All he could hear was the faint whirr of a motorized focus. Every sudden intake of breath was held, every heart skipped a beat. No one moved, not even to tremble.
“Michael is no longer in the vault under the Oshicora Tower—I made damn sure of that—and I’m appealing personally to President Mackensie to call off this futile attack before it goes any further. People are going to die and it’ll be for nothing.”
He paused. The turbine in his chest was spinning fast and his blood ran hot. He could feel the rage surge inside him.
“How dare they? How dare they come here, to the Metrozone, with a weapon like that. This is my city, my home, and I will not have it fucked up by a bunch of fuck-witted paranoid Reconstructionists acting like they’re in a fucking Western. The old order has failed. The new order is here. Long live the revolution.” He pulled his gun clear and ran as best he could through the middle of the press pack. “Lucy? You’re on. Madeleine? With me.”
He stumbled clear, and started issuing his orders. “Tabletop. Were you listening?”
“We’re already on our way.”
“Go straight to the tower. I don’t know if they’ve made it that far yet, so we might be able to trap them in the river. Take as many people as are willing to go with you, and please be careful. This is the end game, and they’re choosing to go out with a bang. I’ll send you my maps. Spread out along the line of the culvert, watch the manhole covers but don’t open any of them. Me and Madeleine are going to Park Lane: I’ll take the car.”
He limped as he went, his arm weighing him down, still festooned with three singularity bombs. He was much slower than Madeleine, who caught him up quickly.
“You have to get away,” she said.
“My Freezone, my responsibility.”
There was Valentina’s car. He reached out and started it up remotely, backing it around in a circle until it was pointing the right way along Euston Road. The wheels screeched, and he jumped in the driver’s seat. Madeleine launched herself in the back.
He didn’t touch the steering wheel, just plotted in a course and let the automatics take care of it.
“I can drive, you know,” said Madeleine. She folded the other half of the seat down so she could access the trunk. “I should have impounded her personal armory along with the rest.”
“Yeah. Tool up. We can’t afford to screw around.”
“Why can’t we just let them blow themselves up?” Her voice was muffled as she searched for heavy caliber weapons. “If it’s a nuke, it’s a small nuke. They’re setting it off underground.”
“I’m going to stop them because they shouldn’t be allowed to get away with it. I don’t need another reason. Bomb, no bomb. It doesn’t matter. They’re wrong. I’m right.” Petrovitch braced himself as the car hurtled around a corner. “Doing nothing is unforgivable.”

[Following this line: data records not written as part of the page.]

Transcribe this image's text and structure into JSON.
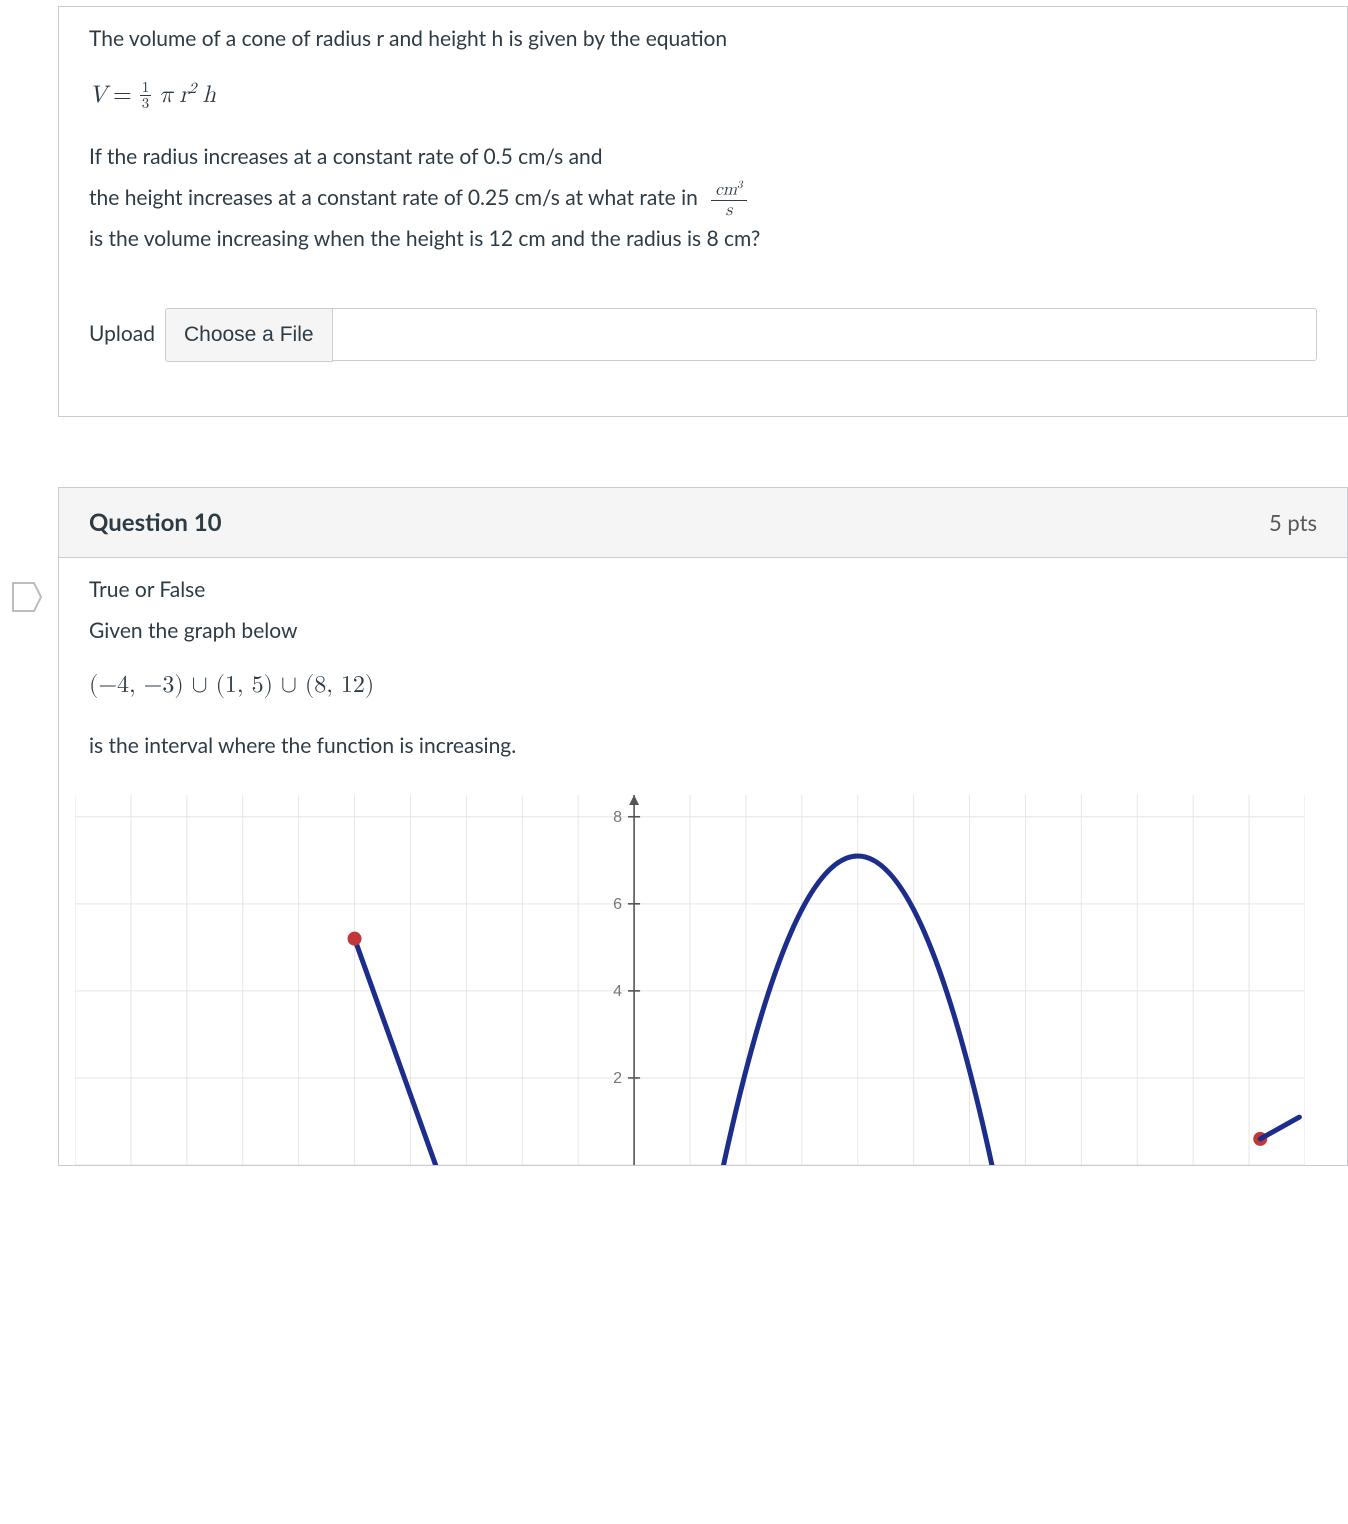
{
  "q9": {
    "line1": "The volume of a cone of radius r and height h is given by the equation",
    "formula": {
      "lhs": "V",
      "eq": "=",
      "frac_num": "1",
      "frac_den": "3",
      "pi": "π",
      "r": "r",
      "r_exp": "2",
      "h": "h"
    },
    "line2": "If the radius increases at a constant rate of 0.5 cm/s and",
    "line3_a": "the height increases at a constant rate of 0.25 cm/s at what rate in",
    "rate_unit": {
      "num_base": "cm",
      "num_exp": "3",
      "den": "s"
    },
    "line4": "is the volume increasing when the height is 12 cm and the radius is 8 cm?",
    "upload_label": "Upload",
    "choose_label": "Choose a File",
    "filename": ""
  },
  "q10": {
    "title": "Question 10",
    "points": "5 pts",
    "line1": "True or False",
    "line2": "Given the graph below",
    "intervals": "(−4,  −3) ∪ (1,  5) ∪ (8,  12)",
    "line3": "is the interval where the function is increasing."
  },
  "chart_data": {
    "type": "line",
    "title": "",
    "xlabel": "",
    "ylabel": "",
    "xlim": [
      -10,
      12
    ],
    "ylim": [
      0,
      8.5
    ],
    "y_ticks": [
      2,
      4,
      6,
      8
    ],
    "gridlines": {
      "x_step": 1,
      "y_step": 2
    },
    "series": [
      {
        "name": "piece-1",
        "kind": "segment",
        "points": [
          {
            "x": -5,
            "y": 5.2,
            "endpoint": "open"
          },
          {
            "x": -3.55,
            "y": 0.0
          }
        ]
      },
      {
        "name": "piece-2",
        "kind": "parabola",
        "vertex": {
          "x": 4,
          "y": 7.1
        },
        "left_root": {
          "x": 1.6,
          "y": 0.0
        },
        "right_root": {
          "x": 6.4,
          "y": 0.0
        }
      },
      {
        "name": "piece-3-start",
        "kind": "point",
        "points": [
          {
            "x": 11.2,
            "y": 0.6,
            "endpoint": "open"
          }
        ]
      }
    ]
  }
}
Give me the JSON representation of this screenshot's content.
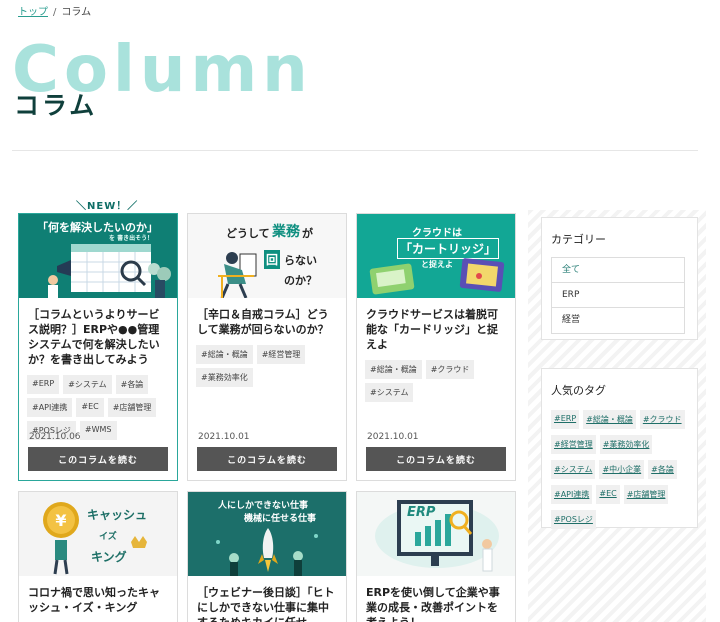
{
  "breadcrumb": {
    "home": "トップ",
    "separator": "/",
    "current": "コラム"
  },
  "hero": {
    "title_en": "Column",
    "title_ja": "コラム"
  },
  "new_label": "＼NEW！／",
  "read_button": "このコラムを読む",
  "cards": [
    {
      "thumb_lines": [
        "「何を解決したいのか」",
        "を 書き出そう！"
      ],
      "title": "［コラムというよりサービス説明？］ERPや●●管理システムで何を解決したいか？を書き出してみよう",
      "tags": [
        "#ERP",
        "#システム",
        "#各論",
        "#API連携",
        "#EC",
        "#店舗管理",
        "#POSレジ",
        "#WMS"
      ],
      "date": "2021.10.06"
    },
    {
      "thumb_lines": [
        "どうして",
        "業務",
        "が",
        "回",
        "らない",
        "のか？"
      ],
      "title": "［辛口＆自戒コラム］どうして業務が回らないのか？",
      "tags": [
        "#総論・概論",
        "#経営管理",
        "#業務効率化"
      ],
      "date": "2021.10.01"
    },
    {
      "thumb_lines": [
        "クラウドは",
        "「カートリッジ」",
        "と捉えよ"
      ],
      "title": "クラウドサービスは着脱可能な「カードリッジ」と捉えよ",
      "tags": [
        "#総論・概論",
        "#クラウド",
        "#システム"
      ],
      "date": "2021.10.01"
    },
    {
      "thumb_lines": [
        "キャッシュ",
        "イズ",
        "キング"
      ],
      "title": "コロナ禍で思い知ったキャッシュ・イズ・キング",
      "tags": [],
      "date": ""
    },
    {
      "thumb_lines": [
        "人にしかできない仕事",
        "機械に任せる仕事"
      ],
      "title": "［ウェビナー後日談］「ヒトにしかできない仕事に集中するためキカイに任せ",
      "tags": [],
      "date": ""
    },
    {
      "thumb_lines": [
        "ERP"
      ],
      "title": "ERPを使い倒して企業や事業の成長・改善ポイントを考えよう！",
      "tags": [],
      "date": ""
    }
  ],
  "sidebar": {
    "category_title": "カテゴリー",
    "categories": [
      "全て",
      "ERP",
      "経営"
    ],
    "popular_title": "人気のタグ",
    "popular_tags": [
      "#ERP",
      "#総論・概論",
      "#クラウド",
      "#経営管理",
      "#業務効率化",
      "#システム",
      "#中小企業",
      "#各論",
      "#API連携",
      "#EC",
      "#店舗管理",
      "#POSレジ"
    ]
  },
  "colors": {
    "accent": "#2aa79b",
    "hero_en": "#a9e2dc",
    "button": "#555555"
  }
}
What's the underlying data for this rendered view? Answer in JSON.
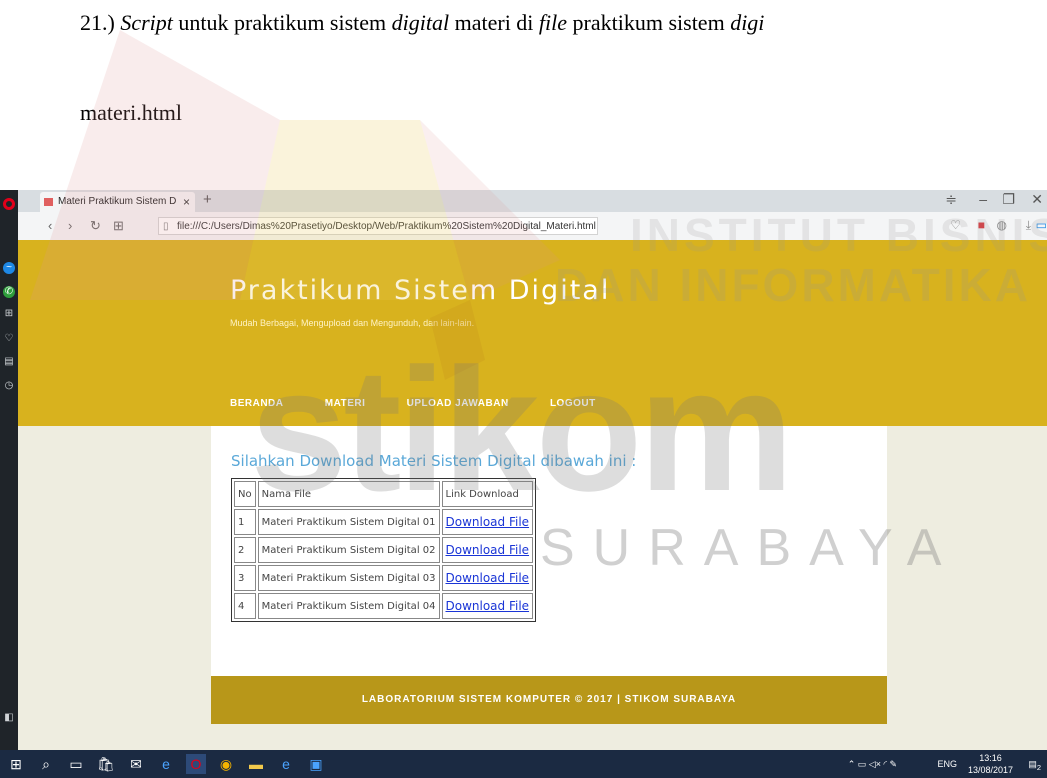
{
  "document": {
    "line1_number": "21.)",
    "line1_word1": "Script",
    "line1_text2": "untuk praktikum sistem",
    "line1_word2": "digital",
    "line1_text3": "materi di",
    "line1_word3": "file",
    "line1_text4": "praktikum sistem",
    "line1_word4": "digi",
    "line2": "materi.html"
  },
  "browser": {
    "tab_title": "Materi Praktikum Sistem D",
    "tab_close": "×",
    "new_tab": "+",
    "url": "file:///C:/Users/Dimas%20Prasetiyo/Desktop/Web/Praktikum%20Sistem%20Digital_Materi.html"
  },
  "site": {
    "title": "Praktikum Sistem Digital",
    "subtitle": "Mudah Berbagai, Mengupload dan Mengunduh, dan lain-lain.",
    "nav": [
      "BERANDA",
      "MATERI",
      "UPLOAD JAWABAN",
      "LOGOUT"
    ],
    "heading": "Silahkan Download Materi Sistem Digital dibawah ini :",
    "table": {
      "headers": [
        "No",
        "Nama File",
        "Link Download"
      ],
      "rows": [
        {
          "no": "1",
          "name": "Materi Praktikum Sistem Digital 01",
          "link": "Download File"
        },
        {
          "no": "2",
          "name": "Materi Praktikum Sistem Digital 02",
          "link": "Download File"
        },
        {
          "no": "3",
          "name": "Materi Praktikum Sistem Digital 03",
          "link": "Download File"
        },
        {
          "no": "4",
          "name": "Materi Praktikum Sistem Digital 04",
          "link": "Download File"
        }
      ]
    },
    "footer": "LABORATORIUM SISTEM KOMPUTER © 2017 | STIKOM SURABAYA"
  },
  "taskbar": {
    "language": "ENG",
    "time": "13:16",
    "date": "13/08/2017",
    "notification_count": "2"
  },
  "watermark": {
    "line1": "INSTITUT BISNIS",
    "line2": "DAN INFORMATIKA",
    "logo": "stikom",
    "city": "SURABAYA"
  },
  "colors": {
    "header": "#d8b21e",
    "footer": "#b89719",
    "heading": "#5aa8d8",
    "link": "#1a35d6"
  }
}
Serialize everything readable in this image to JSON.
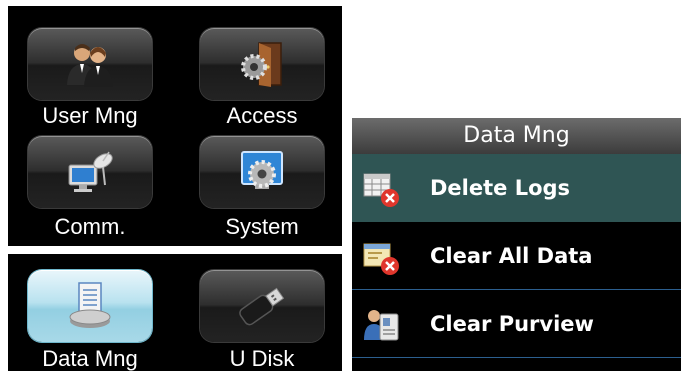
{
  "main_menu": {
    "items": [
      {
        "label": "User Mng",
        "icon": "users-icon"
      },
      {
        "label": "Access",
        "icon": "door-gear-icon"
      },
      {
        "label": "Comm.",
        "icon": "satellite-computer-icon"
      },
      {
        "label": "System",
        "icon": "system-gear-icon"
      },
      {
        "label": "Data Mng",
        "icon": "database-icon",
        "selected": true
      },
      {
        "label": "U Disk",
        "icon": "usb-drive-icon"
      }
    ]
  },
  "data_mng_screen": {
    "title": "Data Mng",
    "items": [
      {
        "label": "Delete Logs",
        "icon": "delete-logs-icon",
        "active": true
      },
      {
        "label": "Clear All Data",
        "icon": "clear-all-data-icon"
      },
      {
        "label": "Clear Purview",
        "icon": "clear-purview-icon"
      }
    ]
  },
  "colors": {
    "highlight_row": "#2f5554",
    "selected_tile": "#a8d9e8",
    "separator": "#2c5f8f"
  }
}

They were almost there, barreling down Park Lane toward the Wellington Arch. He looked in the rearview mirror: Madeleine had found an assault shotgun and enough shells to fill it. She caught his glance.
“This is it, then.”
“Yeah. Looks that way. Yebani v’rot. ” He banged his hand against the window, the door, his seat, the dashboard. “Why can’t the Yanks be smart like I am? Why can’t they work out that Michael’s gone?”
She slotted the last plastic shell into place and cranked one into the breach. “Even if one or all of those agents are having second thoughts about a suicide mission, they’re trained to follow orders. All the way to the end.”
The car screeched to a halt, delivering them next to the broadcast van. The body of Surur was behind the vehicle, a couple of meters shy of the back bumper. She’d been shot repeatedly, and was lying in a lake of congealed blood. The cameraman, still with his rig strapped to his body, was pole-axed near the side door.